Così la guerra in Ucraina fa oscillare il “nostro futuro”

Pier Aldo Rovatti
Refugees leaving to Romania after fleeing from Ukraine, walk at the border crossing in Palanca, Moldova, Thursday, March 17, 2022. (AP Photo/Sergei Grits)
Refugees leaving to Romania after fleeing from Ukraine, walk at the border crossing in Palanca, Moldova, Thursday, March 17, 2022. (AP Photo/Sergei Grits)

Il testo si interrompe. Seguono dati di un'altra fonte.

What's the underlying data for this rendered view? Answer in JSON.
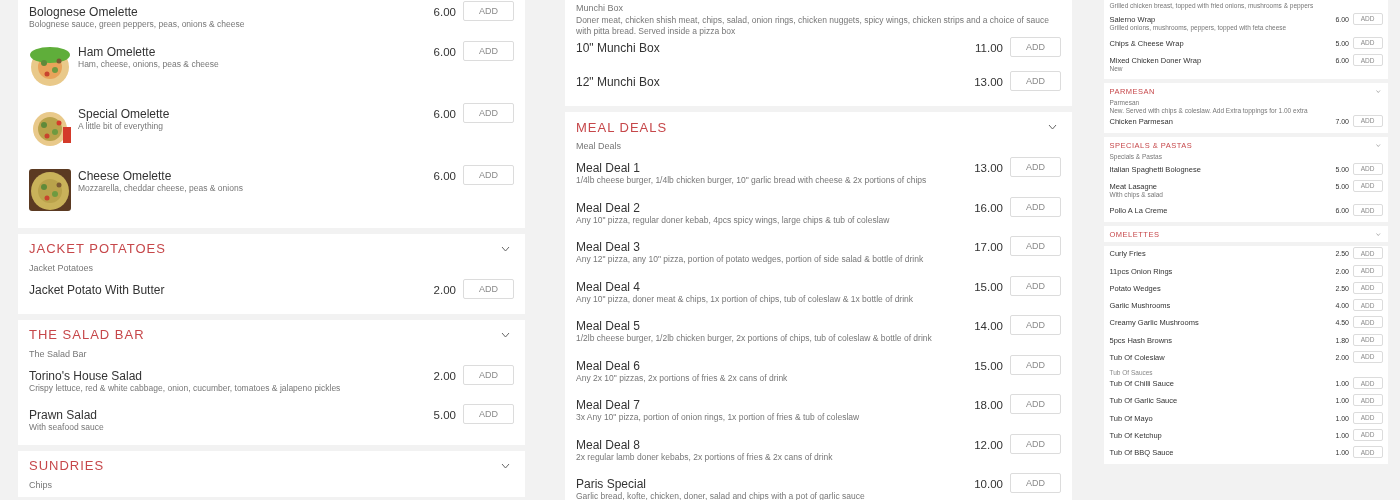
{
  "columns": [
    {
      "sections": [
        {
          "items": [
            {
              "kind": "item",
              "name": "Bolognese Omelette",
              "description": "Bolognese sauce, green peppers, peas, onions & cheese",
              "price": "6.00",
              "button": "ADD"
            },
            {
              "kind": "item",
              "name": "Ham Omelette",
              "description": "Ham, cheese, onions, peas & cheese",
              "price": "6.00",
              "button": "ADD"
            },
            {
              "kind": "item",
              "name": "Special Omelette",
              "description": "A little bit of everything",
              "price": "6.00",
              "button": "ADD"
            },
            {
              "kind": "item",
              "name": "Cheese Omelette",
              "description": "Mozzarella, cheddar cheese, peas & onions",
              "price": "6.00",
              "button": "ADD"
            }
          ]
        },
        {
          "title": "JACKET POTATOES",
          "subtitle": "Jacket Potatoes",
          "items": [
            {
              "kind": "item",
              "name": "Jacket Potato With Butter",
              "price": "2.00",
              "button": "ADD"
            }
          ]
        },
        {
          "title": "THE SALAD BAR",
          "subtitle": "The Salad Bar",
          "items": [
            {
              "kind": "item",
              "name": "Torino's House Salad",
              "description": "Crispy lettuce, red & white cabbage, onion, cucumber, tomatoes & jalapeno pickles",
              "price": "2.00",
              "button": "ADD"
            },
            {
              "kind": "item",
              "name": "Prawn Salad",
              "description": "With seafood sauce",
              "price": "5.00",
              "button": "ADD"
            }
          ]
        },
        {
          "title": "SUNDRIES",
          "subtitle": "Chips"
        }
      ]
    },
    {
      "sections": [
        {
          "subtitle": "Munchi Box",
          "description": "Doner meat, chicken shish meat, chips, salad, onion rings, chicken nuggets, spicy wings, chicken strips and a choice of sauce with pitta bread. Served inside a pizza box",
          "items": [
            {
              "kind": "item",
              "name": "10\" Munchi Box",
              "price": "11.00",
              "button": "ADD"
            },
            {
              "kind": "item",
              "name": "12\" Munchi Box",
              "price": "13.00",
              "button": "ADD"
            }
          ]
        },
        {
          "title": "MEAL DEALS",
          "subtitle": "Meal Deals",
          "items": [
            {
              "kind": "item",
              "name": "Meal Deal 1",
              "description": "1/4lb cheese burger, 1/4lb chicken burger, 10\" garlic bread with cheese & 2x portions of chips",
              "price": "13.00",
              "button": "ADD"
            },
            {
              "kind": "item",
              "name": "Meal Deal 2",
              "description": "Any 10\" pizza, regular doner kebab, 4pcs spicy wings, large chips & tub of coleslaw",
              "price": "16.00",
              "button": "ADD"
            },
            {
              "kind": "item",
              "name": "Meal Deal 3",
              "description": "Any 12\" pizza, any 10\" pizza, portion of potato wedges, portion of side salad & bottle of drink",
              "price": "17.00",
              "button": "ADD"
            },
            {
              "kind": "item",
              "name": "Meal Deal 4",
              "description": "Any 10\" pizza, doner meat & chips, 1x portion of chips, tub of coleslaw & 1x bottle of drink",
              "price": "15.00",
              "button": "ADD"
            },
            {
              "kind": "item",
              "name": "Meal Deal 5",
              "description": "1/2lb cheese burger, 1/2lb chicken burger, 2x portions of chips, tub of coleslaw & bottle of drink",
              "price": "14.00",
              "button": "ADD"
            },
            {
              "kind": "item",
              "name": "Meal Deal 6",
              "description": "Any 2x 10\" pizzas, 2x portions of fries & 2x cans of drink",
              "price": "15.00",
              "button": "ADD"
            },
            {
              "kind": "item",
              "name": "Meal Deal 7",
              "description": "3x Any 10\" pizza, portion of onion rings, 1x portion of fries & tub of coleslaw",
              "price": "18.00",
              "button": "ADD"
            },
            {
              "kind": "item",
              "name": "Meal Deal 8",
              "description": "2x regular lamb doner kebabs, 2x portions of fries & 2x cans of drink",
              "price": "12.00",
              "button": "ADD"
            },
            {
              "kind": "item",
              "name": "Paris Special",
              "description": "Garlic bread, kofte, chicken, doner, salad and chips with a pot of garlic sauce",
              "price": "10.00",
              "button": "ADD"
            }
          ]
        }
      ]
    },
    {
      "sections": [
        {
          "items": [
            {
              "kind": "note",
              "description": "Grilled chicken breast, topped with fried onions, mushrooms & peppers"
            },
            {
              "kind": "item",
              "name": "Salerno Wrap",
              "description": "Grilled onions, mushrooms, peppers, topped with feta cheese",
              "price": "6.00",
              "button": "ADD"
            },
            {
              "kind": "item",
              "name": "Chips & Cheese Wrap",
              "price": "5.00",
              "button": "ADD"
            },
            {
              "kind": "item",
              "name": "Mixed Chicken Doner Wrap",
              "description": "New",
              "price": "6.00",
              "button": "ADD"
            }
          ]
        },
        {
          "title": "PARMESAN",
          "subtitle": "Parmesan",
          "description": "New. Served with chips & coleslaw. Add Extra toppings for 1.00 extra",
          "items": [
            {
              "kind": "item",
              "name": "Chicken Parmesan",
              "price": "7.00",
              "button": "ADD"
            }
          ]
        },
        {
          "title": "SPECIALS & PASTAS",
          "subtitle": "Specials & Pastas",
          "items": [
            {
              "kind": "item",
              "name": "Italian Spaghetti Bolognese",
              "price": "5.00",
              "button": "ADD"
            },
            {
              "kind": "item",
              "name": "Meat Lasagne",
              "description": "With chips & salad",
              "price": "5.00",
              "button": "ADD"
            },
            {
              "kind": "item",
              "name": "Pollo A La Creme",
              "price": "6.00",
              "button": "ADD"
            }
          ]
        },
        {
          "title": "OMELETTES"
        },
        {
          "items": [
            {
              "kind": "item",
              "name": "Curly Fries",
              "price": "2.50",
              "button": "ADD"
            },
            {
              "kind": "item",
              "name": "11pcs Onion Rings",
              "price": "2.00",
              "button": "ADD"
            },
            {
              "kind": "item",
              "name": "Potato Wedges",
              "price": "2.50",
              "button": "ADD"
            },
            {
              "kind": "item",
              "name": "Garlic Mushrooms",
              "price": "4.00",
              "button": "ADD"
            },
            {
              "kind": "item",
              "name": "Creamy Garlic Mushrooms",
              "price": "4.50",
              "button": "ADD"
            },
            {
              "kind": "item",
              "name": "5pcs Hash Browns",
              "price": "1.80",
              "button": "ADD"
            },
            {
              "kind": "item",
              "name": "Tub Of Coleslaw",
              "price": "2.00",
              "button": "ADD"
            },
            {
              "kind": "subheading",
              "name": "Tub Of Sauces"
            },
            {
              "kind": "item",
              "name": "Tub Of Chilli Sauce",
              "price": "1.00",
              "button": "ADD"
            },
            {
              "kind": "item",
              "name": "Tub Of Garlic Sauce",
              "price": "1.00",
              "button": "ADD"
            },
            {
              "kind": "item",
              "name": "Tub Of Mayo",
              "price": "1.00",
              "button": "ADD"
            },
            {
              "kind": "item",
              "name": "Tub Of Ketchup",
              "price": "1.00",
              "button": "ADD"
            },
            {
              "kind": "item",
              "name": "Tub Of BBQ Sauce",
              "price": "1.00",
              "button": "ADD"
            }
          ]
        }
      ]
    }
  ]
}
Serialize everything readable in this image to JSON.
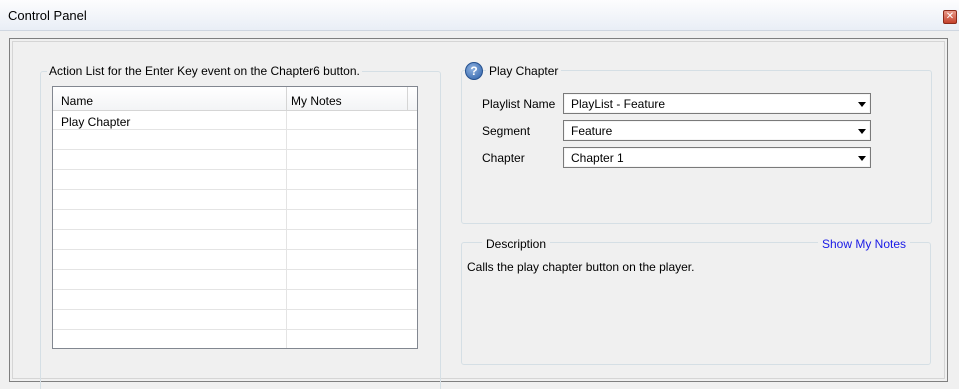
{
  "window": {
    "title": "Control Panel",
    "close_glyph": "✕"
  },
  "action_list": {
    "legend": "Action List for the Enter Key event on the Chapter6 button.",
    "columns": [
      "Name",
      "My Notes"
    ],
    "rows": [
      {
        "name": "Play Chapter",
        "notes": ""
      }
    ],
    "empty_row_count": 11
  },
  "play_chapter": {
    "icon": "help-icon",
    "icon_glyph": "?",
    "legend": "Play Chapter",
    "fields": [
      {
        "label": "Playlist Name",
        "value": "PlayList - Feature"
      },
      {
        "label": "Segment",
        "value": "Feature"
      },
      {
        "label": "Chapter",
        "value": "Chapter 1"
      }
    ]
  },
  "description": {
    "legend": "Description",
    "show_notes_link": "Show My Notes",
    "text": "Calls the play chapter button on the player."
  },
  "colors": {
    "link": "#1a1ae6",
    "close_button": "#c4422c"
  }
}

TRIESTE La guerra scatenata da Putin contro l’Ucraina sta mettendo a repentaglio il futuro del nostro mondo. Dobbiamo comunque riflettere sul senso da dare alle parole “futuro” e “mondo”, e capire bene che cosa stiamo dicendo con la parola “nostro”.

Tendiamo comprensibilmente a elevare lo sguardo sopra la tragedia del popolo ucraino che ogni giorno viene documentata con testimonianze e immagini davvero drammatiche. Vorremmo sapere dove sta andando il mondo, quali conseguenze geopolitiche ci aspettano, quali effetti negativi dobbiamo prevedere o sono già presenti nell’economia mondiale, quali contraccolpi si preparano per la vita materiale di ciascuno di noi, a quante restrizioni dovremo far fronte, insomma che futuro ci attende.

Ma alzare lo sguardo, se è un gesto necessario per sapere dove sta andando la storia mondiale, quel contenitore in cui tutti viviamo, è anche un gesto che forse ci allontana dalla guerra che è in corso in una parte di Europa non così distante dalle nostre case. Lo sguardo mondializzante, a propria volta, è pieno di dubbi e interrogativi, ma ci fa sentire in qualche modo meno angosciati, un po’ più padroni della situazione.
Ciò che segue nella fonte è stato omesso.